Ethics in Medicine

Cranberry Juice versus Antibiotics: You Decide

Kristen Sparrow • July 25, 2011

An article from the New York Times comparing cranberry juice versus months of low dose antibiotics. No surprise that the antibiotic helped keep the infections away to a larger degree, and also no surprise that it lead to E Coli resistant strains that are harder to treat. I mentioned in a previous post that I have a patient who was treated for months for bladder infections and ended up with Clostridia Dificile infection, a life threatening intestinal infection. She was hospitalized for days with a few of them in the ICU. So, like I said, you decide…

Downside for a Urinary Infection Remedy
By NICHOLAS BAKALAR

Women with recurrent urinary tract infections sometimes must take low-dose antibiotics for months to control the problem. Many prefer to try something less onerous, like cranberry extract or juice, which several studies have suggested can prevent these infections.

But a new study finds that a commonly used antibiotic works much better than cranberry, with one significant drawback: It encourages the development of resistant strains of bacteria.

Dutch researchers randomly assigned 221 women with a history of infections to two groups. The first took a daily dose of 480 milligrams of Bactrim, an antibiotic, and the second took 1,000 milligrams of cranberry extract.

The study, published Monday in The Archives of Internal Medicine, found that by any of three measures — the number of symptomatic infections, the proportion of patients with at least one infection or the average time to the first infection after starting the regimens — antibiotics controlled the infections more effectively in the study participants.

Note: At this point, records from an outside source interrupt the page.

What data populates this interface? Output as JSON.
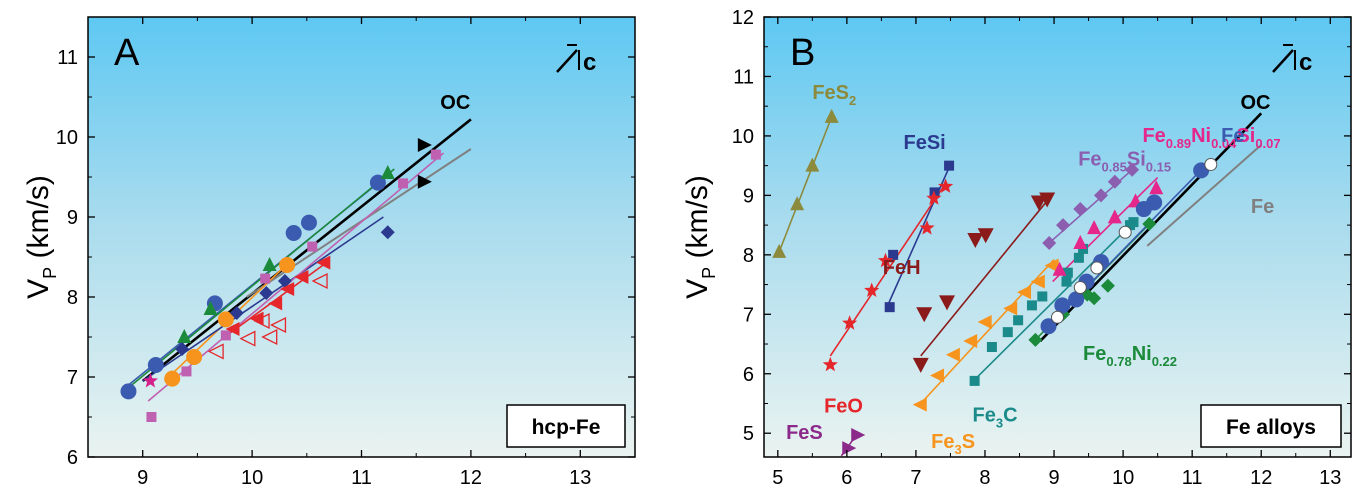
{
  "chart_data": [
    {
      "panel": "A",
      "type": "scatter",
      "xlim": [
        8.5,
        13.5
      ],
      "ylim": [
        6,
        11.5
      ],
      "xticks": [
        9,
        10,
        11,
        12,
        13
      ],
      "yticks": [
        6,
        7,
        8,
        9,
        10,
        11
      ],
      "ylabel_main": "V",
      "ylabel_sub": "P",
      "ylabel_unit": "(km/s)",
      "orientation_label": "c",
      "box_label": "hcp-Fe",
      "reference_lines": [
        {
          "label": "OC",
          "color": "#000000",
          "points": [
            [
              9.0,
              6.95
            ],
            [
              12.0,
              10.22
            ]
          ]
        },
        {
          "label": "",
          "color": "#808080",
          "points": [
            [
              9.95,
              8.0
            ],
            [
              12.0,
              9.85
            ]
          ]
        }
      ],
      "series": [
        {
          "marker": "circle",
          "color": "#3a5bb0",
          "points": [
            [
              8.87,
              6.82
            ],
            [
              9.12,
              7.15
            ],
            [
              9.66,
              7.92
            ],
            [
              10.38,
              8.8
            ],
            [
              10.52,
              8.93
            ],
            [
              11.15,
              9.43
            ]
          ],
          "fit": [
            [
              8.87,
              6.9
            ],
            [
              11.22,
              9.5
            ]
          ]
        },
        {
          "marker": "circle",
          "color": "#f7941d",
          "points": [
            [
              9.27,
              6.98
            ],
            [
              9.47,
              7.25
            ],
            [
              9.76,
              7.72
            ],
            [
              10.32,
              8.4
            ]
          ],
          "fit": [
            [
              9.2,
              6.95
            ],
            [
              10.35,
              8.45
            ]
          ]
        },
        {
          "marker": "triangle-up",
          "color": "#1b8a3a",
          "points": [
            [
              9.38,
              7.5
            ],
            [
              9.62,
              7.85
            ],
            [
              10.16,
              8.4
            ],
            [
              11.24,
              9.55
            ]
          ],
          "fit": [
            [
              8.9,
              6.9
            ],
            [
              11.3,
              9.6
            ]
          ]
        },
        {
          "marker": "diamond",
          "color": "#2b3a8f",
          "points": [
            [
              9.36,
              7.35
            ],
            [
              9.86,
              7.8
            ],
            [
              10.13,
              8.05
            ],
            [
              10.3,
              8.2
            ],
            [
              11.24,
              8.81
            ]
          ],
          "fit": [
            [
              9.0,
              6.95
            ],
            [
              11.2,
              9.0
            ]
          ]
        },
        {
          "marker": "square",
          "color": "#c060b0",
          "points": [
            [
              9.08,
              6.5
            ],
            [
              9.4,
              7.07
            ],
            [
              9.76,
              7.52
            ],
            [
              10.12,
              8.23
            ],
            [
              10.55,
              8.63
            ],
            [
              11.38,
              9.42
            ],
            [
              11.68,
              9.78
            ]
          ],
          "fit": [
            [
              9.05,
              6.7
            ],
            [
              11.75,
              9.8
            ]
          ]
        },
        {
          "marker": "star",
          "color": "#d4208a",
          "points": [
            [
              9.07,
              6.95
            ]
          ]
        },
        {
          "marker": "triangle-left",
          "color": "#e5262b",
          "points": [
            [
              9.83,
              7.6
            ],
            [
              10.05,
              7.73
            ],
            [
              10.22,
              7.92
            ],
            [
              10.33,
              8.1
            ],
            [
              10.46,
              8.25
            ],
            [
              10.66,
              8.43
            ]
          ],
          "fit": [
            [
              9.8,
              7.55
            ],
            [
              10.7,
              8.45
            ]
          ]
        },
        {
          "marker": "triangle-left-open",
          "color": "#e5262b",
          "points": [
            [
              9.68,
              7.32
            ],
            [
              9.97,
              7.48
            ],
            [
              10.1,
              7.7
            ],
            [
              10.17,
              7.5
            ],
            [
              10.25,
              7.65
            ],
            [
              10.63,
              8.2
            ]
          ]
        },
        {
          "marker": "triangle-right",
          "color": "#000000",
          "points": [
            [
              11.57,
              9.9
            ],
            [
              11.57,
              9.44
            ]
          ]
        }
      ]
    },
    {
      "panel": "B",
      "type": "scatter",
      "xlim": [
        4.8,
        13.3
      ],
      "ylim": [
        4.6,
        12
      ],
      "xticks": [
        5,
        6,
        7,
        8,
        9,
        10,
        11,
        12,
        13
      ],
      "yticks": [
        5,
        6,
        7,
        8,
        9,
        10,
        11,
        12
      ],
      "ylabel_main": "V",
      "ylabel_sub": "P",
      "ylabel_unit": "(km/s)",
      "orientation_label": "c",
      "box_label": "Fe alloys",
      "reference_lines": [
        {
          "label": "OC",
          "color": "#000000",
          "points": [
            [
              8.8,
              6.55
            ],
            [
              12.0,
              10.38
            ]
          ]
        },
        {
          "label": "Fe",
          "color": "#808080",
          "points": [
            [
              10.35,
              8.15
            ],
            [
              12.0,
              9.85
            ]
          ]
        }
      ],
      "series": [
        {
          "label": "FeS",
          "sub": "2",
          "marker": "triangle-up",
          "color": "#8c8a3c",
          "points": [
            [
              5.02,
              8.05
            ],
            [
              5.28,
              8.85
            ],
            [
              5.5,
              9.5
            ],
            [
              5.78,
              10.32
            ]
          ],
          "fit": [
            [
              5.02,
              8.05
            ],
            [
              5.78,
              10.32
            ]
          ],
          "label_xy": [
            5.5,
            10.62
          ]
        },
        {
          "label": "FeSi",
          "sub": "",
          "marker": "square",
          "color": "#2b3a8f",
          "points": [
            [
              6.62,
              7.12
            ],
            [
              6.67,
              8.0
            ],
            [
              7.27,
              9.05
            ],
            [
              7.48,
              9.5
            ]
          ],
          "fit": [
            [
              6.58,
              7.12
            ],
            [
              7.5,
              9.52
            ]
          ],
          "label_xy": [
            6.82,
            9.78
          ]
        },
        {
          "label": "FeO",
          "sub": "",
          "marker": "star",
          "color": "#e5262b",
          "points": [
            [
              5.76,
              6.15
            ],
            [
              6.04,
              6.85
            ],
            [
              6.36,
              7.4
            ],
            [
              6.56,
              7.9
            ],
            [
              7.16,
              8.45
            ],
            [
              7.26,
              8.95
            ],
            [
              7.43,
              9.15
            ]
          ],
          "fit": [
            [
              5.76,
              6.3
            ],
            [
              7.43,
              9.2
            ]
          ],
          "label_xy": [
            5.67,
            5.35
          ]
        },
        {
          "label": "FeH",
          "sub": "",
          "marker": "triangle-down",
          "color": "#8b1a1a",
          "points": [
            [
              7.07,
              6.15
            ],
            [
              7.12,
              7.0
            ],
            [
              7.45,
              7.2
            ],
            [
              7.86,
              8.25
            ],
            [
              8.01,
              8.33
            ],
            [
              8.78,
              8.88
            ],
            [
              8.9,
              8.93
            ]
          ],
          "fit": [
            [
              7.07,
              6.3
            ],
            [
              8.95,
              8.98
            ]
          ],
          "label_xy": [
            6.52,
            7.68
          ]
        },
        {
          "label": "FeS",
          "sub": "",
          "marker": "triangle-right",
          "color": "#8b2a8a",
          "points": [
            [
              6.02,
              4.75
            ],
            [
              6.15,
              4.97
            ]
          ],
          "fit": [
            [
              5.92,
              4.62
            ],
            [
              6.15,
              4.99
            ]
          ],
          "label_xy": [
            5.12,
            4.9
          ]
        },
        {
          "label": "Fe",
          "sub": "3",
          "sub2": "S",
          "marker": "triangle-left",
          "color": "#f7941d",
          "points": [
            [
              7.07,
              5.48
            ],
            [
              7.32,
              5.97
            ],
            [
              7.55,
              6.32
            ],
            [
              7.8,
              6.55
            ],
            [
              8.01,
              6.87
            ],
            [
              8.38,
              7.1
            ],
            [
              8.58,
              7.37
            ],
            [
              8.78,
              7.55
            ],
            [
              8.98,
              7.82
            ]
          ],
          "fit": [
            [
              7.07,
              5.5
            ],
            [
              9.0,
              7.92
            ]
          ],
          "label_xy": [
            7.22,
            4.75
          ]
        },
        {
          "label": "Fe",
          "sub": "3",
          "sub2": "C",
          "marker": "square",
          "color": "#1a8a8a",
          "points": [
            [
              7.85,
              5.88
            ],
            [
              8.1,
              6.45
            ],
            [
              8.33,
              6.7
            ],
            [
              8.48,
              6.9
            ],
            [
              8.68,
              7.15
            ],
            [
              8.83,
              7.3
            ],
            [
              9.18,
              7.55
            ],
            [
              9.2,
              7.7
            ],
            [
              9.36,
              7.95
            ],
            [
              9.42,
              8.1
            ],
            [
              10.1,
              8.5
            ],
            [
              10.15,
              8.55
            ]
          ],
          "fit": [
            [
              7.85,
              5.9
            ],
            [
              10.15,
              8.55
            ]
          ],
          "label_xy": [
            7.82,
            5.2
          ]
        },
        {
          "label": "Fe",
          "sub": "0.85",
          "sub2": "Si",
          "sub3": "0.15",
          "marker": "diamond",
          "color": "#8b5eb0",
          "points": [
            [
              8.93,
              8.2
            ],
            [
              9.13,
              8.5
            ],
            [
              9.38,
              8.77
            ],
            [
              9.68,
              9.0
            ],
            [
              9.88,
              9.23
            ],
            [
              10.13,
              9.43
            ]
          ],
          "fit": [
            [
              8.93,
              8.2
            ],
            [
              10.13,
              9.43
            ]
          ],
          "label_xy": [
            9.35,
            9.5
          ]
        },
        {
          "label": "Fe",
          "sub": "0.89",
          "sub2": "Ni",
          "sub3": "0.04",
          "sub4": "Si",
          "sub5": "0.07",
          "marker": "triangle-up",
          "color": "#e5268a",
          "points": [
            [
              9.08,
              7.75
            ],
            [
              9.38,
              8.2
            ],
            [
              9.58,
              8.45
            ],
            [
              9.88,
              8.63
            ],
            [
              10.18,
              8.9
            ],
            [
              10.48,
              9.12
            ]
          ],
          "fit": [
            [
              8.98,
              7.55
            ],
            [
              10.5,
              9.3
            ]
          ],
          "label_xy": [
            10.28,
            9.9
          ]
        },
        {
          "label": "Fe",
          "sub": "0.78",
          "sub2": "Ni",
          "sub3": "0.22",
          "marker": "diamond",
          "color": "#1b8a3a",
          "points": [
            [
              8.73,
              6.57
            ],
            [
              9.13,
              7.0
            ],
            [
              9.48,
              7.33
            ],
            [
              9.58,
              7.27
            ],
            [
              9.78,
              7.48
            ],
            [
              10.38,
              8.52
            ]
          ],
          "fit": [
            [
              8.73,
              6.57
            ],
            [
              10.38,
              8.52
            ]
          ],
          "label_xy": [
            9.42,
            6.23
          ]
        },
        {
          "label": "Fe",
          "sub": "",
          "marker": "circle",
          "color": "#3a5bb0",
          "points": [
            [
              8.92,
              6.8
            ],
            [
              9.12,
              7.15
            ],
            [
              9.32,
              7.25
            ],
            [
              9.47,
              7.55
            ],
            [
              9.68,
              7.88
            ],
            [
              10.3,
              8.77
            ],
            [
              10.45,
              8.88
            ],
            [
              11.13,
              9.42
            ]
          ],
          "fit": [
            [
              8.92,
              6.8
            ],
            [
              11.15,
              9.45
            ]
          ],
          "label_xy": [
            11.42,
            9.9
          ]
        },
        {
          "label": "",
          "sub": "",
          "marker": "circle-open",
          "color": "#3a5bb0",
          "points": [
            [
              9.05,
              6.95
            ],
            [
              9.38,
              7.45
            ],
            [
              9.62,
              7.78
            ],
            [
              10.03,
              8.38
            ],
            [
              11.27,
              9.52
            ]
          ]
        }
      ],
      "line_labels": [
        {
          "text": "OC",
          "x": 11.7,
          "y": 10.45,
          "color": "#000000"
        },
        {
          "text": "Fe",
          "x": 11.85,
          "y": 8.7,
          "color": "#808080"
        }
      ]
    }
  ],
  "panelA_line_label": {
    "text": "OC",
    "x": 11.72,
    "y": 10.35,
    "color": "#000000"
  }
}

But when the researchers tested the subjects’ urine and feces, they found a large increase in the presence of antibiotic-resistant strains of E. coli, the most common cause of the infections, in those who used the antibiotic.

Dr. Suzanne E. Geerlings, the senior author and an infectious disease specialist at the Academic Medical Center of the University of Amsterdam, said the findings did not rule out using cranberry and noted that antibiotics have risks. “Antibiotics work better,” she said, “but when you get an infection resistant to antibiotics, you have a bigger problem.”